Lois Marie Harrod

April 23, 2008 at 2:52 pm (Uncategorized) ()

Windows

To be a window is easier than to be a door. You do
not have to suffer daily fists and the brass conk
of canes, you do not have to ease open
to every opportunity with its get-rich dreams.

No mail man forces a dog to snarl at your knob,
no mother keeps yelling that you should be open
or shut depending on the whims of the weather,
and the cat sits on your sill without begging out or in.

If she twitches at the squirrel, no matter. On All Hallow’s
you do not grow weary on your hinges,
and in summer you’re screened. No one scolds

you for letting in the flies. You are merely there,
that paradoxical clarity that delineates worlds, blameless
and irresponsible until the boy with his stone.

The Chair and the Bed

The chair was straight-backed and righteous, a ladder
to heaven running up his spine, he knew where he was
going even though a telephone book was sometimes placed
on his painted seat and a child lifted onto him for a holiday
meal, but that didn’t last longer than a heel mark on his rung,
the child was gone before the gravy, and the chair was back
to where he had been in the bedroom, white and empty.

The bed was another matter, rumpled
but righteous in her own way, whispering to her sheets
that the chair worried too much about saliva and salvation,
all that grumbling because the wife had missed a banana smear
on his leg, hey, life was messy, didn’t she know every night
the old roll and flop, slaver and snore? Why even when
the man and the wife were sleeping, the bed could taste
the phlegm and stain and then there was that schnauzer
who took a corner of the spread and pulled it onto the floor
to stink it up. What was the big deal?

Of course, the chair knew too.
Every night he sat and watched, holding himself as rigid as he could.

The Cuff and the Sleeve

They learned to live with each other
as couples do, ironing out differences, but
the cuff was often angry with the sleeve,
especially when it was hot and the sleeve
rolled the cuff into himself.
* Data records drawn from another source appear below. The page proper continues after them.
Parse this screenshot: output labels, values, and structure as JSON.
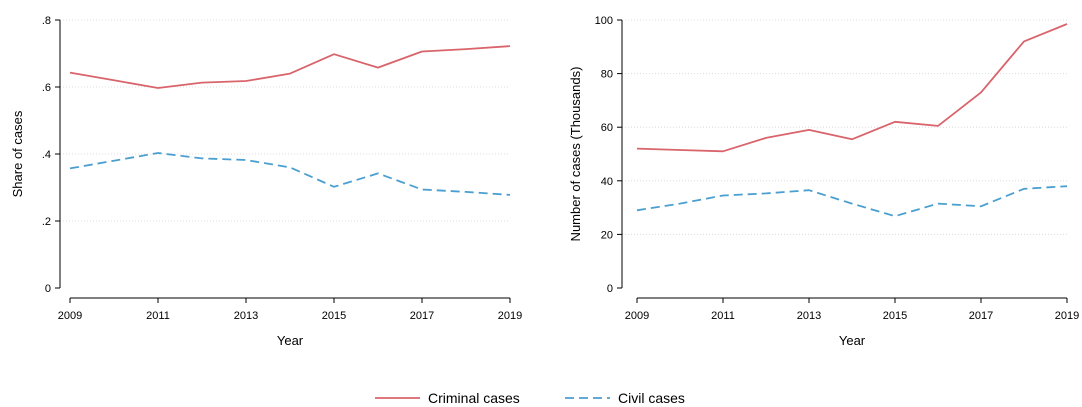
{
  "chart_data": [
    {
      "type": "line",
      "xlabel": "Year",
      "ylabel": "Share of cases",
      "xlim": [
        2009,
        2019
      ],
      "ylim": [
        0,
        0.8
      ],
      "x_ticks": [
        2009,
        2011,
        2013,
        2015,
        2017,
        2019
      ],
      "x_tick_labels": [
        "2009",
        "2011",
        "2013",
        "2015",
        "2017",
        "2019"
      ],
      "y_ticks": [
        0,
        0.2,
        0.4,
        0.6,
        0.8
      ],
      "y_tick_labels": [
        "0",
        ".2",
        ".4",
        ".6",
        ".8"
      ],
      "grid": true,
      "x": [
        2009,
        2010,
        2011,
        2012,
        2013,
        2014,
        2015,
        2016,
        2017,
        2018,
        2019
      ],
      "series": [
        {
          "name": "Criminal cases",
          "color": "#d9646b",
          "dash": "solid",
          "values": [
            0.643,
            0.62,
            0.597,
            0.613,
            0.618,
            0.64,
            0.698,
            0.658,
            0.706,
            0.713,
            0.722
          ]
        },
        {
          "name": "Civil cases",
          "color": "#4a9fd0",
          "dash": "dashed",
          "values": [
            0.357,
            0.38,
            0.403,
            0.387,
            0.382,
            0.36,
            0.302,
            0.342,
            0.294,
            0.287,
            0.278
          ]
        }
      ]
    },
    {
      "type": "line",
      "xlabel": "Year",
      "ylabel": "Number of cases (Thousands)",
      "xlim": [
        2009,
        2019
      ],
      "ylim": [
        0,
        100
      ],
      "x_ticks": [
        2009,
        2011,
        2013,
        2015,
        2017,
        2019
      ],
      "x_tick_labels": [
        "2009",
        "2011",
        "2013",
        "2015",
        "2017",
        "2019"
      ],
      "y_ticks": [
        0,
        20,
        40,
        60,
        80,
        100
      ],
      "y_tick_labels": [
        "0",
        "20",
        "40",
        "60",
        "80",
        "100"
      ],
      "grid": true,
      "x": [
        2009,
        2010,
        2011,
        2012,
        2013,
        2014,
        2015,
        2016,
        2017,
        2018,
        2019
      ],
      "series": [
        {
          "name": "Criminal cases",
          "color": "#d9646b",
          "dash": "solid",
          "values": [
            52,
            51.5,
            51,
            56,
            59,
            55.5,
            62,
            60.5,
            73,
            92,
            98.5
          ]
        },
        {
          "name": "Civil cases",
          "color": "#4a9fd0",
          "dash": "dashed",
          "values": [
            29,
            31.5,
            34.5,
            35.3,
            36.5,
            31.5,
            26.8,
            31.5,
            30.5,
            37,
            38
          ]
        }
      ]
    }
  ],
  "legend": {
    "placement": "bottom-center",
    "items": [
      {
        "label": "Criminal cases",
        "color": "#d9646b",
        "dash": "solid"
      },
      {
        "label": "Civil cases",
        "color": "#4a9fd0",
        "dash": "dashed"
      }
    ]
  }
}
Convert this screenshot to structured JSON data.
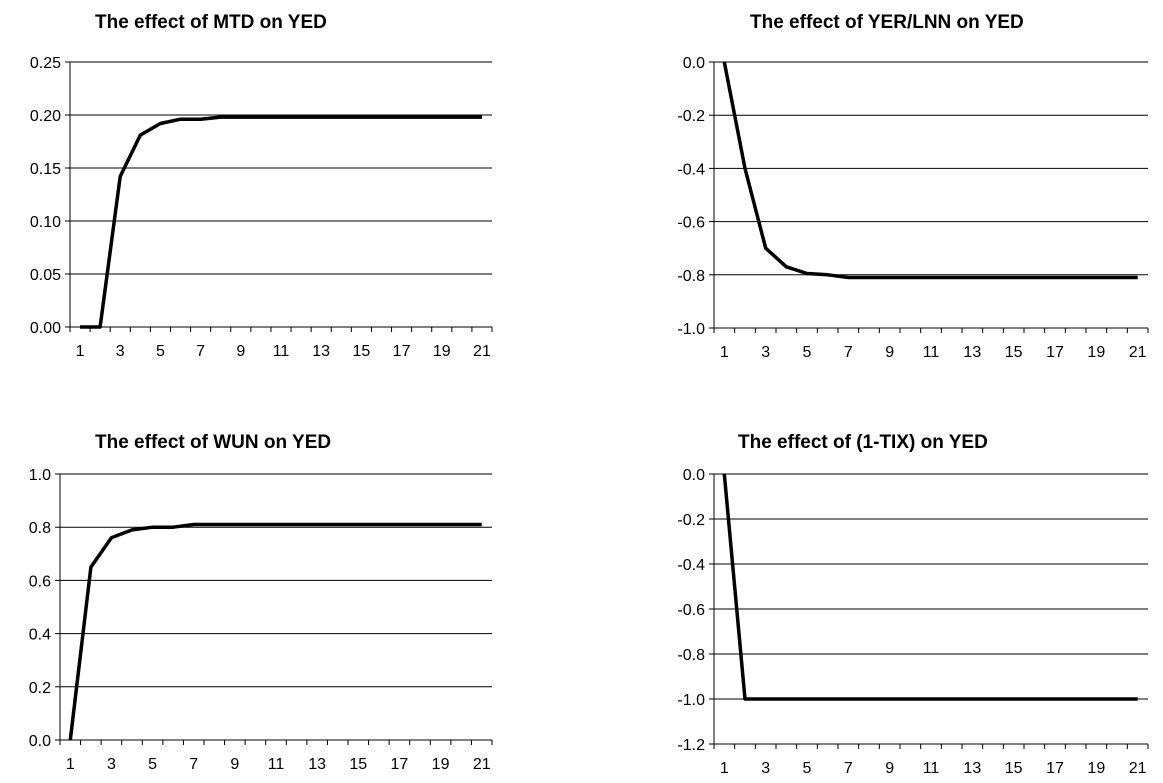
{
  "chart_data": [
    {
      "type": "line",
      "title": "The effect of MTD on YED",
      "x": [
        1,
        2,
        3,
        4,
        5,
        6,
        7,
        8,
        9,
        10,
        11,
        12,
        13,
        14,
        15,
        16,
        17,
        18,
        19,
        20,
        21
      ],
      "x_tick_labels": [
        "1",
        "3",
        "5",
        "7",
        "9",
        "11",
        "13",
        "15",
        "17",
        "19",
        "21"
      ],
      "y_tick_labels": [
        "0.00",
        "0.05",
        "0.10",
        "0.15",
        "0.20",
        "0.25"
      ],
      "ylim": [
        0,
        0.25
      ],
      "grid": true,
      "series": [
        {
          "values": [
            0,
            0,
            0.142,
            0.181,
            0.192,
            0.196,
            0.196,
            0.198,
            0.198,
            0.198,
            0.198,
            0.198,
            0.198,
            0.198,
            0.198,
            0.198,
            0.198,
            0.198,
            0.198,
            0.198,
            0.198
          ]
        }
      ]
    },
    {
      "type": "line",
      "title": "The effect of YER/LNN on YED",
      "x": [
        1,
        2,
        3,
        4,
        5,
        6,
        7,
        8,
        9,
        10,
        11,
        12,
        13,
        14,
        15,
        16,
        17,
        18,
        19,
        20,
        21
      ],
      "x_tick_labels": [
        "1",
        "3",
        "5",
        "7",
        "9",
        "11",
        "13",
        "15",
        "17",
        "19",
        "21"
      ],
      "y_tick_labels": [
        "0.0",
        "-0.2",
        "-0.4",
        "-0.6",
        "-0.8",
        "-1.0"
      ],
      "ylim": [
        -1.0,
        0.0
      ],
      "grid": true,
      "series": [
        {
          "values": [
            0,
            -0.4,
            -0.7,
            -0.77,
            -0.795,
            -0.8,
            -0.81,
            -0.81,
            -0.81,
            -0.81,
            -0.81,
            -0.81,
            -0.81,
            -0.81,
            -0.81,
            -0.81,
            -0.81,
            -0.81,
            -0.81,
            -0.81,
            -0.81
          ]
        }
      ]
    },
    {
      "type": "line",
      "title": "The effect of WUN on YED",
      "x": [
        1,
        2,
        3,
        4,
        5,
        6,
        7,
        8,
        9,
        10,
        11,
        12,
        13,
        14,
        15,
        16,
        17,
        18,
        19,
        20,
        21
      ],
      "x_tick_labels": [
        "1",
        "3",
        "5",
        "7",
        "9",
        "11",
        "13",
        "15",
        "17",
        "19",
        "21"
      ],
      "y_tick_labels": [
        "0.0",
        "0.2",
        "0.4",
        "0.6",
        "0.8",
        "1.0"
      ],
      "ylim": [
        0,
        1.0
      ],
      "grid": true,
      "series": [
        {
          "values": [
            0,
            0.65,
            0.76,
            0.79,
            0.8,
            0.8,
            0.81,
            0.81,
            0.81,
            0.81,
            0.81,
            0.81,
            0.81,
            0.81,
            0.81,
            0.81,
            0.81,
            0.81,
            0.81,
            0.81,
            0.81
          ]
        }
      ]
    },
    {
      "type": "line",
      "title": "The effect of (1-TIX) on YED",
      "x": [
        1,
        2,
        3,
        4,
        5,
        6,
        7,
        8,
        9,
        10,
        11,
        12,
        13,
        14,
        15,
        16,
        17,
        18,
        19,
        20,
        21
      ],
      "x_tick_labels": [
        "1",
        "3",
        "5",
        "7",
        "9",
        "11",
        "13",
        "15",
        "17",
        "19",
        "21"
      ],
      "y_tick_labels": [
        "0.0",
        "-0.2",
        "-0.4",
        "-0.6",
        "-0.8",
        "-1.0",
        "-1.2"
      ],
      "ylim": [
        -1.2,
        0.0
      ],
      "grid": true,
      "series": [
        {
          "values": [
            0,
            -1.0,
            -1.0,
            -1.0,
            -1.0,
            -1.0,
            -1.0,
            -1.0,
            -1.0,
            -1.0,
            -1.0,
            -1.0,
            -1.0,
            -1.0,
            -1.0,
            -1.0,
            -1.0,
            -1.0,
            -1.0,
            -1.0,
            -1.0
          ]
        }
      ]
    }
  ]
}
I wish you
wouldn’t do that, she kept saying to him,
when you hold me this tight I can hardly
breathe–and your sweat, it’s toxic.
The sleeve chided her, Darling, why do I
have I to take the heat? Can’t you give
a little. Stop thinking of yourself.
The cuff tried, but she couldn’t help hoping
for cooler days when the sleeve was less
amorous and was willing to let
the smoothest bit of her show.

Lois Marie Harrod’s chapbook Furniture is forthcoming from Grayson Press. Her Firmament was published by Finishing Line Press in 2007 and her Put Your Sorry Side Out, by Concrete Wolf in 2005. She won a 2003 poetry fellowship, her third, from the New Jersey Council on the Arts. Her sixth book of poetry Spelling the World Backward (2000) was published by Palanquin Press, University of South Carolina Aiken, which also published her chapbook This Is a Story You Already Know (l999) and her book Part of the Deeper Sea (l997). Over 300 of her poems have appeared in journals including American Poetry Review, Blueline, The MacGuffin, Salt, The Literary Review, Zone3. Her earlier publications include the books Every Twinge a Verdict (Belle Mead Press, l987), Crazy Alice (Belle Mead Press, l991) and a chapbook Green Snake Riding (New Spirit Press, l994).